Features|June 17, 2026

How to Check If AI Crawlers Can Access Your Site

Your robots.txt file tells AI crawlers what they can read on your site. Here is how it works, the crawlers to know, and how to check your own in seconds.

01 / What it is

robots.txt and AI crawlers.

Before an AI crawler reads a single page of your site, it checks one file: robots.txt. It lives at the root of your domain, at yourdomain.com/robots.txt, and it is the first thing a well-behaved crawler requests. The file is a short set of instructions that says which crawlers may visit and which parts of the site they may read.

Every major AI company runs crawlers that respect it. OpenAI, Anthropic, Google, Perplexity, and others read your robots.txt and follow the rules they find. If the file blocks them, they stay out, and your pages never make it into the training data or the live answers those models give about your brand. If you have never set one up, that is fine: no robots.txt means everything is open by default.

02 / How it works

user-agent, disallow, allow.

A robots.txt file is a list of rules grouped by the crawler they apply to. Here is a complete example with every piece you need to know:

# Rules for every crawler not named below

User-agent: *

Disallow: /private/

Allow: /private/press/

Disallow: /*.pdf$

# Block OpenAI’s training crawler from the whole site

User-agent: GPTBot

Disallow: /

# Let Anthropic’s crawler read everything

User-agent: ClaudeBot

Allow: /

Sitemap: https://example.com/sitemap.xml

Read it top to bottom:

User-agent names the crawler a block of rules applies to. The asterisk is a catch-all for any crawler you have not named on its own, so User-agent: * means "everyone else." User-agent: GPTBot targets exactly one crawler.
Disallow blocks a path. Disallow: / shuts the crawler out of the whole site. Disallow: /private/ blocks a single folder. An empty Disallow blocks nothing, which is how you open a site back up.
Allow carves an exception back out of a blocked area. In the example, /private/ is closed, but /private/press/ is reopened for crawlers to read.
The asterisk and dollar sign are wildcards. The asterisk stands in for any run of characters, and the dollar sign marks the end of the URL. Disallow: /*.pdf$ blocks every PDF on the site, wherever it lives.
A hash starts a comment that crawlers ignore, useful for labeling each block. Sitemap points crawlers at your sitemap so they can find your pages faster.

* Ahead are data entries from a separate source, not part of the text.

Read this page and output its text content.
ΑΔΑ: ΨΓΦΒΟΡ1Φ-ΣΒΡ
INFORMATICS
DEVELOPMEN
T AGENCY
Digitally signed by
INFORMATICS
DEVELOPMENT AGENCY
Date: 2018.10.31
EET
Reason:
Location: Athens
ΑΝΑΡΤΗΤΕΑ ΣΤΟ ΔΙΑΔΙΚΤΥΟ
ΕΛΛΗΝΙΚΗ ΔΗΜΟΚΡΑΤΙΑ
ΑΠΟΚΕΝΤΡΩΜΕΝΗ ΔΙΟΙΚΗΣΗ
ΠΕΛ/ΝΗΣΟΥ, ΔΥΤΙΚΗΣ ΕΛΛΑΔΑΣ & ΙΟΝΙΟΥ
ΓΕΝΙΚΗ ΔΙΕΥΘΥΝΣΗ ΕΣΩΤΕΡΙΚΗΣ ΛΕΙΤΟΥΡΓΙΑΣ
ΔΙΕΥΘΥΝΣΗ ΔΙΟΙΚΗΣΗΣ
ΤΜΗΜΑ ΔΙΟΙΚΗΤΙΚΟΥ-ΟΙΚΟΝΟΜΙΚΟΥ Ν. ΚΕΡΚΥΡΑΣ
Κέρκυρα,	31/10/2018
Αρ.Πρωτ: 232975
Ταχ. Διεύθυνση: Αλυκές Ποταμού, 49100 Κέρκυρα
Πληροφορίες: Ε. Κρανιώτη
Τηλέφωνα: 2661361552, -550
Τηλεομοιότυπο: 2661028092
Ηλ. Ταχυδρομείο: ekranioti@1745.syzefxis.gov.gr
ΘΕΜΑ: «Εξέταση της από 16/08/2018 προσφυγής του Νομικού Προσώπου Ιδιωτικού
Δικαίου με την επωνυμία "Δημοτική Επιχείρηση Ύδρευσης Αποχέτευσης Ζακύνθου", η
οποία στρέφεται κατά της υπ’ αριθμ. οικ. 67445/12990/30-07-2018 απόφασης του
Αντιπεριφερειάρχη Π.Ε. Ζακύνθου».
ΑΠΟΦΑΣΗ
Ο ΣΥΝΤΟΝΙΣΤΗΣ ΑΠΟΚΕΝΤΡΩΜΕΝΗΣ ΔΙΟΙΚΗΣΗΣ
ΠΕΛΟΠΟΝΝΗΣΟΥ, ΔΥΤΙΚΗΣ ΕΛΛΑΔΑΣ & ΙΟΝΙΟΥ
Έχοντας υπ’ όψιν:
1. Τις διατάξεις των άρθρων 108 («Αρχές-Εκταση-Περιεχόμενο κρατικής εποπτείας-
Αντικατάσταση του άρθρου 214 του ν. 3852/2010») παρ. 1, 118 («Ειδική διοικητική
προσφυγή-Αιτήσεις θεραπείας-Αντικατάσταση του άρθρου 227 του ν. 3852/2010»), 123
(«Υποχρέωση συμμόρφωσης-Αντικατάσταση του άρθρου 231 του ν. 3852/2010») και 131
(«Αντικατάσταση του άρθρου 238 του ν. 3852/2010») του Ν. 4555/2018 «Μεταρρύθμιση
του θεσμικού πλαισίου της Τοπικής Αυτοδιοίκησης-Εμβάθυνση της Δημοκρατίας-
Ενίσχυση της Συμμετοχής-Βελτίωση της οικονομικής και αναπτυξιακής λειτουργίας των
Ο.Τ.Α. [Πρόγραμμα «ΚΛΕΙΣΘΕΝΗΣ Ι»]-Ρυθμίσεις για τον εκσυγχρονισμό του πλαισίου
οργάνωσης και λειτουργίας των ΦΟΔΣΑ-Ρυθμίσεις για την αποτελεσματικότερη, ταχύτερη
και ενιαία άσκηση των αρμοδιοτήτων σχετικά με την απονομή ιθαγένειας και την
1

Two things trip people up. First, precedence: once a crawler has its own named block, it ignores the catch-all block entirely. The moment you write a User-agent: GPTBot group, GPTBot follows only those lines and nothing from the asterisk group. Second, robots.txt is an honor system, not a lock. The major AI companies honor it, which is why it works, but it tells crawlers what they may do rather than physically stopping them. Treat it as a sign on the door, not a deadbolt.

03 / The crawlers

the AI crawlers to know.

There is not one AI crawler, there are dozens of them knocking on your site, and they do different jobs. Centium tracks 21 across 11 companies. The name in the first column is the exact token you put after User-agent: in robots.txt.

Crawler (User-agent)	Company	Purpose
GPTBot	OpenAI	AI Training
ChatGPT-User	OpenAI	Live Browsing
OAI-SearchBot	OpenAI	Search Indexing
ClaudeBot	Anthropic	AI Training
Claude-User	Anthropic	Live Browsing
Claude-SearchBot	Anthropic	Search Indexing
Googlebot	Google	Search Indexing
Google-Extended	Google	Gemini Training & Search
Gemini-Deep-Research	Google	Deep Research
Grok	xAI	AI Training
PerplexityBot	Perplexity	Search Indexing
Perplexity-User	Perplexity	Live Browsing
DeepSeekBot	DeepSeek	AI Training & Search
DuckAssistBot	DuckDuckGo	AI Search
BraveBot	Brave	Search Indexing
Meta-ExternalAgent	Meta	Llama Training
Amazonbot	Amazon	Alexa AI
Bytespider	ByteDance	TikTok AI
CCBot	Common Crawl	Open Training Data
Applebot-Extended	Apple	Apple AI / Siri
Bingbot	Microsoft	Copilot

They fall into three jobs, and blocking the wrong one quietly removes you from where AI looks:

Training crawlers like GPTBot, ClaudeBot, Google-Extended, CCBot, and Meta-ExternalAgent index your content to teach the next generation of models. Block these and AI never learns your brand exists.
Live browsing crawlers like ChatGPT-User, Perplexity-User, and Claude-User visit your site in real time when someone asks an AI about you. Block these and the model cannot cite you in its answer.
Search indexing crawlers like Googlebot, OAI-SearchBot, and Bingbot power AI-integrated search results.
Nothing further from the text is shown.